Polynesian societies were organized into tribes and clans. Normally, there was still another division, the one between those who were chiefs and those who were not; there was also a form of slavery. The most elaborate social hierarchies developed in Hawaii, Tonga, and Tahiti. The Polynesians shared a very similar set of religious beliefs. The ceremonial precincts, called marae , were a prominent feature of the settlements and provided a meeting point for ceremonies and communal gatherings.
Agricultural techniques
Polynesian agriculture was based on a number of crops, including yams, sweet potatoes, taro, breadfruit, bananas, and sugar cane. Polynesians practiced shifting agriculture, meaning they cleared a piece of land, burned the vegetation, and then planted crops . This cultivated area was then left to lie fallow so that the natural vegetation would slowly return.
In some islands very complex irrigation systems were used to bring water to the fields . Taro, in particular, was grown on flooded land. Pigs, dogs and chickens were the main domestic animals, although not all of them were brought to all the islands. Most of the domesticated plants used by the colonists originated in Southeast Asia. The sweet potato, however, came from America, which indicates that at one point the Polynesians reached South America, from where they brought it.

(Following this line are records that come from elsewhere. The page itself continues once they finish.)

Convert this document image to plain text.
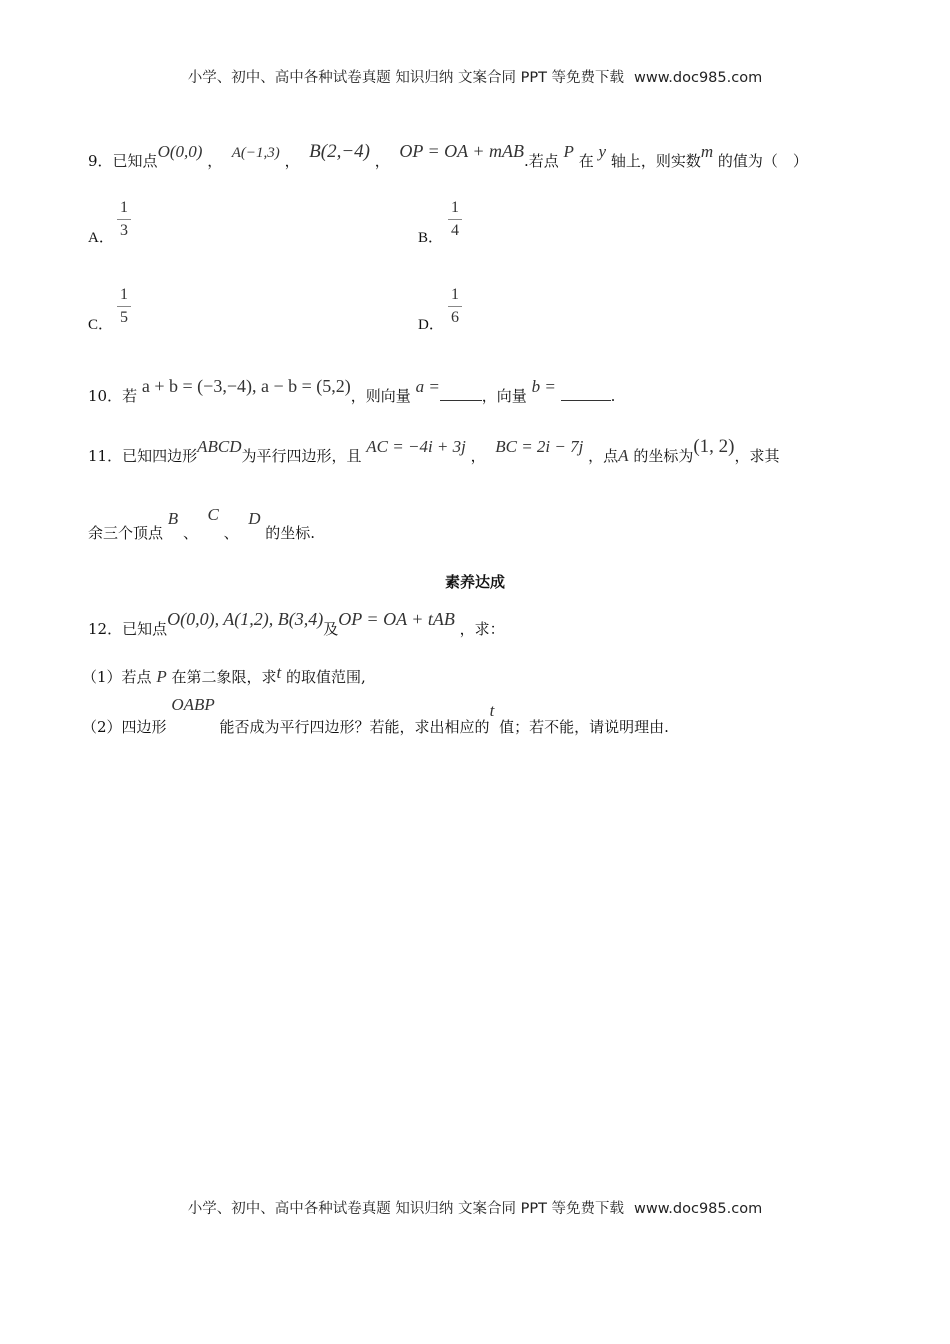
小学、初中、高中各种试卷真题 知识归纳 文案合同 PPT 等免费下载 www.doc985.com
9．已知点O(0,0) ， A(−1,3) ， B(2,−4) ， OP = OA + mAB.若点 P 在 y 轴上，则实数m 的值为（　）
A． $\frac{1}{3}$	B． $\frac{1}{4}$
C． $\frac{1}{5}$	D． $\frac{1}{6}$
10．若 a + b = (−3,−4), a − b = (5,2)，则向量 a =	，向量 b =	.
11．已知四边形ABCD为平行四边形，且 AC = −4i + 3j ， BC = 2i − 7j ，点A 的坐标为(1, 2)，求其
余三个顶点 B 、  C 、  D 的坐标.
素养达成
12．已知点O(0,0), A(1,2), B(3,4)及OP = OA + tAB ，求：
（1）若点 P 在第二象限，求t 的取值范围,
（2）四边形 OABP 能否成为平行四边形？若能，求出相应的t 值；若不能，请说明理由.
小学、初中、高中各种试卷真题 知识归纳 文案合同 PPT 等免费下载 www.doc985.com
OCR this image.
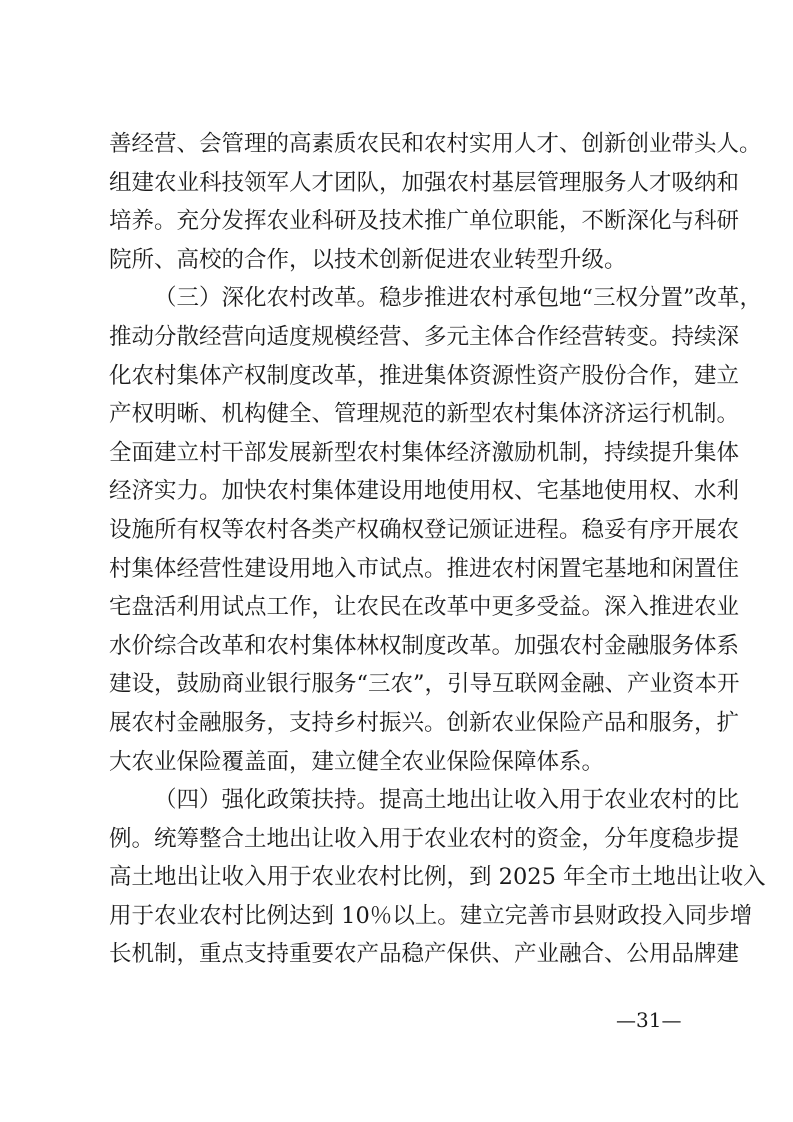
善经营、会管理的高素质农民和农村实用人才、创新创业带头人。
组建农业科技领军人才团队，加强农村基层管理服务人才吸纳和
培养。充分发挥农业科研及技术推广单位职能，不断深化与科研
院所、高校的合作，以技术创新促进农业转型升级。
（三）深化农村改革。稳步推进农村承包地“三权分置”改革，
推动分散经营向适度规模经营、多元主体合作经营转变。持续深
化农村集体产权制度改革，推进集体资源性资产股份合作，建立
产权明晰、机构健全、管理规范的新型农村集体济济运行机制。
全面建立村干部发展新型农村集体经济激励机制，持续提升集体
经济实力。加快农村集体建设用地使用权、宅基地使用权、水利
设施所有权等农村各类产权确权登记颁证进程。稳妥有序开展农
村集体经营性建设用地入市试点。推进农村闲置宅基地和闲置住
宅盘活利用试点工作，让农民在改革中更多受益。深入推进农业
水价综合改革和农村集体林权制度改革。加强农村金融服务体系
建设，鼓励商业银行服务“三农”，引导互联网金融、产业资本开
展农村金融服务，支持乡村振兴。创新农业保险产品和服务，扩
大农业保险覆盖面，建立健全农业保险保障体系。
（四）强化政策扶持。提高土地出让收入用于农业农村的比
例。统筹整合土地出让收入用于农业农村的资金，分年度稳步提
高土地出让收入用于农业农村比例，到 2025 年全市土地出让收入
用于农业农村比例达到 10％以上。建立完善市县财政投入同步增
长机制，重点支持重要农产品稳产保供、产业融合、公用品牌建
—31—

With the passage of time, the tradition of pottery making, which the Polynesians inherited from the Lapita culture, seems to have declined and complex decoration was simplified or abandoned. Lastly, it seems that the Polynesians stopped making pottery altogether.
Incredibletrips
The colonization of the remote islands of the Pacific is all the more impressive as it was achieved without charts or navigational instruments . Double-hulled Polynesian canoes were large and fast, capable of traveling thousands of miles. The canoes were manned by skilled sailors, who used detailed knowledge of the stars, cloud patterns, winds, and waves, as well as the habits of seabirds to track their journey and find land. In 1976, the skill of these navigators was demonstrated when the Hokulea, a replica of a traditional Polynesian canoe, sailed from Tahiti to Hawaii using only ancient navigation techniques.
Easter Island
One of the most amazing achievements of the Polynesian navigators was reaching and colonizing Rapa Nui, or Easter Island. This small piece of land, only 168 km2 in area, is one of the most remote Polynesian islands . The difficulty of the journey probably means that only one group of settlers was able to reach it, in the first centuries of the Christian era. Then these people developed in isolation, building large platforms (ahu ) along the coastline and carving hundreds of huge stone statues (moai ) of their ancestors, many of which were located on those platforms with their backs to the sea.

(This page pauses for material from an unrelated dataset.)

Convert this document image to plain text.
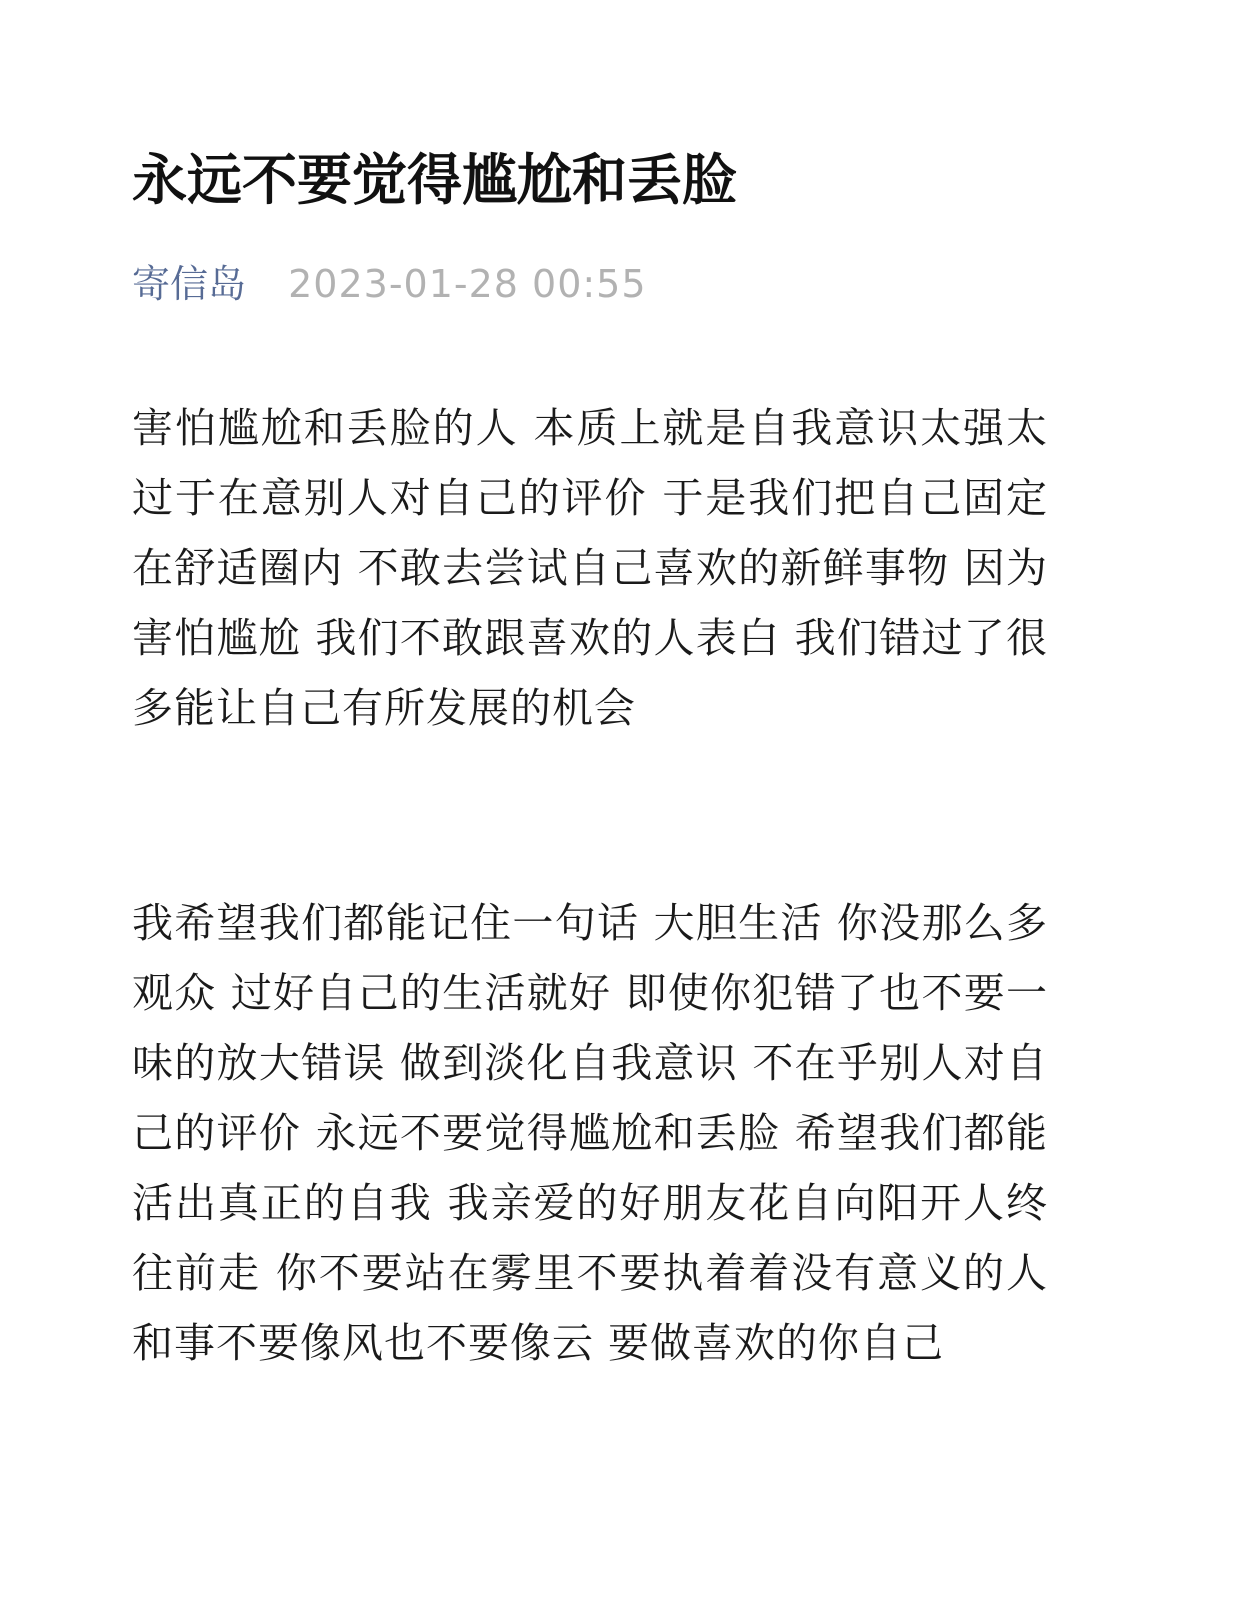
永远不要觉得尴尬和丢脸
寄信岛 2023-01-28 00:55

害怕尴尬和丢脸的人 本质上就是自我意识太强太过于在意别人对自己的评价 于是我们把自己固定在舒适圈内 不敢去尝试自己喜欢的新鲜事物 因为害怕尴尬 我们不敢跟喜欢的人表白 我们错过了很多能让自己有所发展的机会

我希望我们都能记住一句话 大胆生活 你没那么多观众 过好自己的生活就好 即使你犯错了也不要一味的放大错误 做到淡化自我意识 不在乎别人对自己的评价 永远不要觉得尴尬和丢脸 希望我们都能活出真正的自我 我亲爱的好朋友花自向阳开人终往前走 你不要站在雾里不要执着着没有意义的人和事不要像风也不要像云 要做喜欢的你自己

The islanders may have been responsible for their own downfall by destroying the forest of huge palm trees that covered the island, even though those trees were the foundation of their society . The resulting lack of wood stopped the production of statues, as there were no more rollers, levers or ropes. The islanders were also unable to continue building canoes, so they stopped catching deep-sea fish. Fuel for cremations ran out and burials became the new system for treating the deceased. Food became scarce and, after centuries of peace, violence broke out. Clans raided each other, knocking down the statues of rivals.
Ancestor worship was replaced by a new social system based on a warrior elite . Every year, a new leader, or "Birdman », was chosen through an endurance race. Each candidate's representative had to climb down a cliff, swim to an islet, and bring back, intact, the first sooty tern egg. When the first Europeans arrived on the island, on Easter Sunday 1722, the population had declined catastrophically and virtually not a single tree remained on the island.